By: Investor Solutions, Inc.
While the popularity of Separately Managed accounts has grown over the last several years, so too has the search evolved to find a lower costing investment vehicle that is tax efficient, has low turnover, shows complete transparency, and generates solid returns. Part I of this II part article, focused mainly on the costs associated with Separately Managed Accounts vs. Passive Investment Management and demonstrated the significant drag fees can have on a portfolio over the long haul. In Part II, we will tackle a few other differences between Separately Managed Accounts and a Passive Investment Strategy and determine which portfolio over the long term will provide you the highest return per unit of risk.
One of the main features promoted by those that offer Separately Managed accounts is the manager’s ability to take on tax loss harvesting. Tax loss harvesting is a process of selling securities at a loss to offset any investments sold that incurred a capital gain. At first glance, this is an attractive reason for high net worth individuals to own SMAs and minimize their tax bill each year.
For Example: Throughout this year, an investor sold off outside investments incurring a $10,000 capital gain. The investor, or if he has a good advisor, can look into his separately managed accounts to see if there are any stocks that can be sold at a loss to offset the realized gain. Once the stocks are identified, the request is communicated to the SMA Manager to sell those particular positions at a loss. This is great! You are able to utilize the feature of the SMA and are able to benefit by offsetting at least some of the $10,000 realized gain. This is the easy part.
Where it gets a bit complicated is after the sale. Each SMA Manager has a different policy on tax loss harvesting.
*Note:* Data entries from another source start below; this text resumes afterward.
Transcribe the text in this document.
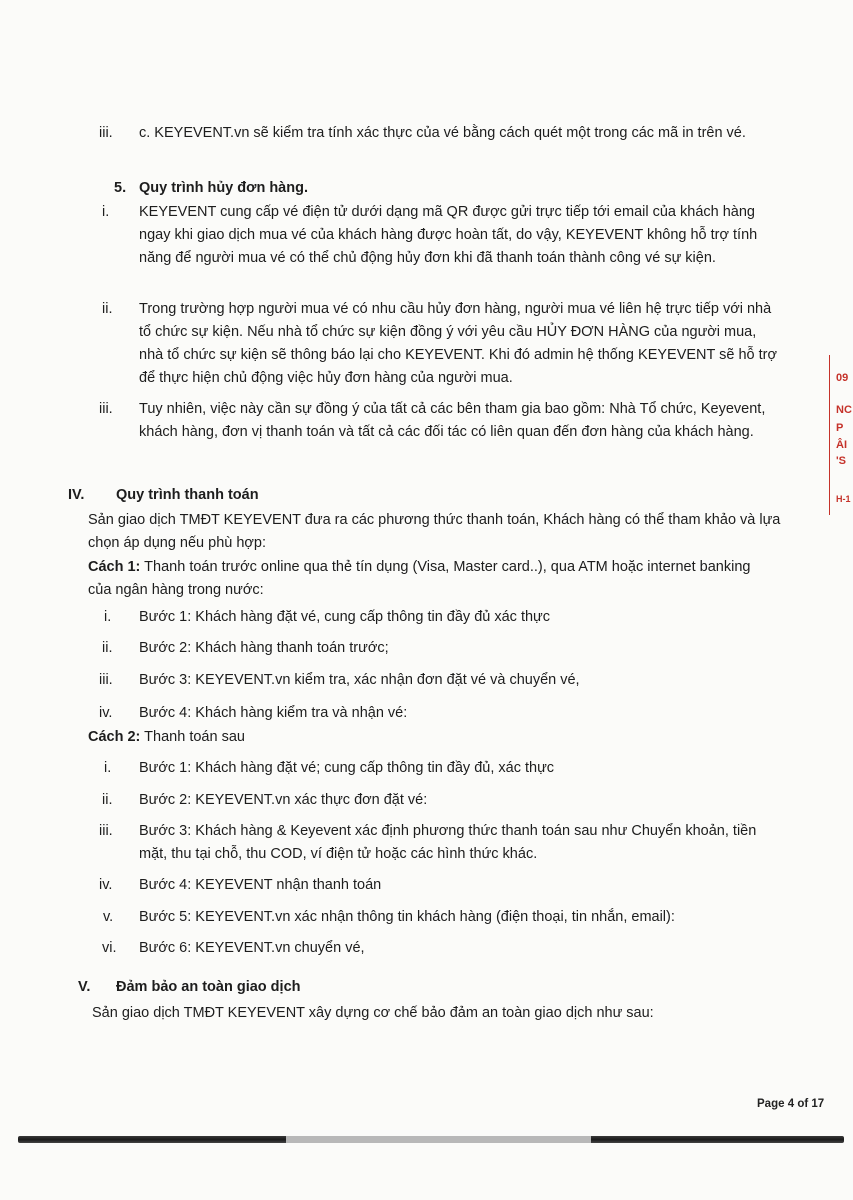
iii.	c. KEYEVENT.vn sẽ kiểm tra tính xác thực của vé bằng cách quét một trong các mã in trên vé.
5. Quy trình hủy đơn hàng.
i.	KEYEVENT cung cấp vé điện tử dưới dạng mã QR được gửi trực tiếp tới email của khách hàng ngay khi giao dịch mua vé của khách hàng được hoàn tất, do vậy, KEYEVENT không hỗ trợ tính năng để người mua vé có thể chủ động hủy đơn khi đã thanh toán thành công vé sự kiện.
ii.	Trong trường hợp người mua vé có nhu cầu hủy đơn hàng, người mua vé liên hệ trực tiếp với nhà tổ chức sự kiện. Nếu nhà tổ chức sự kiện đồng ý với yêu cầu HỦY ĐƠN HÀNG của người mua, nhà tổ chức sự kiện sẽ thông báo lại cho KEYEVENT. Khi đó admin hệ thống KEYEVENT sẽ hỗ trợ để thực hiện chủ động việc hủy đơn hàng của người mua.
iii.	Tuy nhiên, việc này cần sự đồng ý của tất cả các bên tham gia bao gồm: Nhà Tổ chức, Keyevent, khách hàng, đơn vị thanh toán và tất cả các đối tác có liên quan đến đơn hàng của khách hàng.
IV.	Quy trình thanh toán
Sản giao dịch TMĐT KEYEVENT đưa ra các phương thức thanh toán, Khách hàng có thể tham khảo và lựa chọn áp dụng nếu phù hợp:
Cách 1: Thanh toán trước online qua thẻ tín dụng (Visa, Master card..), qua ATM hoặc internet banking của ngân hàng trong nước:
i.	Bước 1: Khách hàng đặt vé, cung cấp thông tin đầy đủ xác thực
ii.	Bước 2: Khách hàng thanh toán trước;
iii.	Bước 3: KEYEVENT.vn kiểm tra, xác nhận đơn đặt vé và chuyển vé,
iv.	Bước 4: Khách hàng kiểm tra và nhận vé:
Cách 2: Thanh toán sau
i.	Bước 1: Khách hàng đặt vé; cung cấp thông tin đầy đủ, xác thực
ii.	Bước 2: KEYEVENT.vn xác thực đơn đặt vé:
iii.	Bước 3: Khách hàng & Keyevent xác định phương thức thanh toán sau như Chuyển khoản, tiền mặt, thu tại chỗ, thu COD, ví điện tử hoặc các hình thức khác.
iv.	Bước 4: KEYEVENT nhận thanh toán
v.	Bước 5: KEYEVENT.vn xác nhận thông tin khách hàng (điện thoại, tin nhắn, email):
vi.	Bước 6: KEYEVENT.vn chuyển vé,
V.	Đảm bảo an toàn giao dịch
Sản giao dịch TMĐT KEYEVENT xây dựng cơ chế bảo đảm an toàn giao dịch như sau:
09
NC
P
ÂI
'S
H-1
Page 4 of 17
Some Managers do not even allow it. They mention that selling off stocks for tax loss harvesting may hurt the performance or the integrity of the portfolio. Ultimately, an investor is paying a premium for a feature and not having the ability to take advantage of the benefit. Some managers will offer the service, sell the stocks at a loss, but leave the money in cash for a month to avoid the 30-day wash-sale rule. This is not a good option if the market goes up and the investor’s money is on the sideline. One approach you have to be careful of is those managers that sell the stocks but then automatically buy and sell small portions of all the other stocks in the portfolio to rebalance the account. Not only does this increase the trading in the account, it may also generate additional capital gains you were not expecting. The good advisors and SMA Managers will continuously look for these opportunities, sell the stocks when necessary, and find alternative investments like ETFs as a holding spot to keep the money invested in the market. Unfortunately, for most investors who own separately managed accounts, the feature of tax loss harvesting is significantly underutilized.
In a Passive Investment Management approach, tax loss harvesting is not nearly as complex and can be much more tax efficient. First, most passively managed structured investments which include index funds and ETFs, generally pay little to no capital gains distributions throughout the year. This is an upfront advantage for those investors with a disciplined long-term approach to investment management. Essentially, you own a large basket of companies, with minimal turnover, inside a single security. A well-diversified portfolio will have a mixture of passively structured investment holdings with low correlation to give you the best return per unit of risk in a very tax efficient fashion. Unless an index fund or ETF is sold within a passively structured investment portfolio, taxes should be minimal from year to year. If at some point capital losses need to be incurred within a passively structured investment portfolio, there is only one transaction to sell the basket of companies at a loss and one transaction to immediately purchase another basket of companies. This is fine as long as the new investment is not substantially identical to the one previously sold for a loss. This can make a well-diversified Passively Structured Investment portfolio more tax efficient, less complex and as mentioned before, purchased at a lower cost.
There are advisors out there that take on tax loss harvesting for their clients faithfully; however, the majority of advisors do not have a formula or a process in place to reap the benefit of this feature. The advantages of separately managed accounts are all wonderful as long as the clients utilize their features and understand their benefits. The reality of separately managed account holders is that only a handful of clients actually need and utilize some of these features. Ultimately, total fees within an investment portfolio along with Uncle Sam dipping his hand into your account, create a significant drag on wealth creation and wealth preservation. Seeking an investment advisor with a philosophy in Passively Structured investment management can virtually eliminate both which will provide you a portfolio with the best return per unit of risk over the long haul. This raises the question, “Are separately managed accounts appropriate for the high net worth segment of the population?” I will end by referring back to a quote from Part I of this article about the issues with Separately Managed Accounts, “Ultimately a client may be paying a premium for an aesthetically appealing account he may not necessarily need.”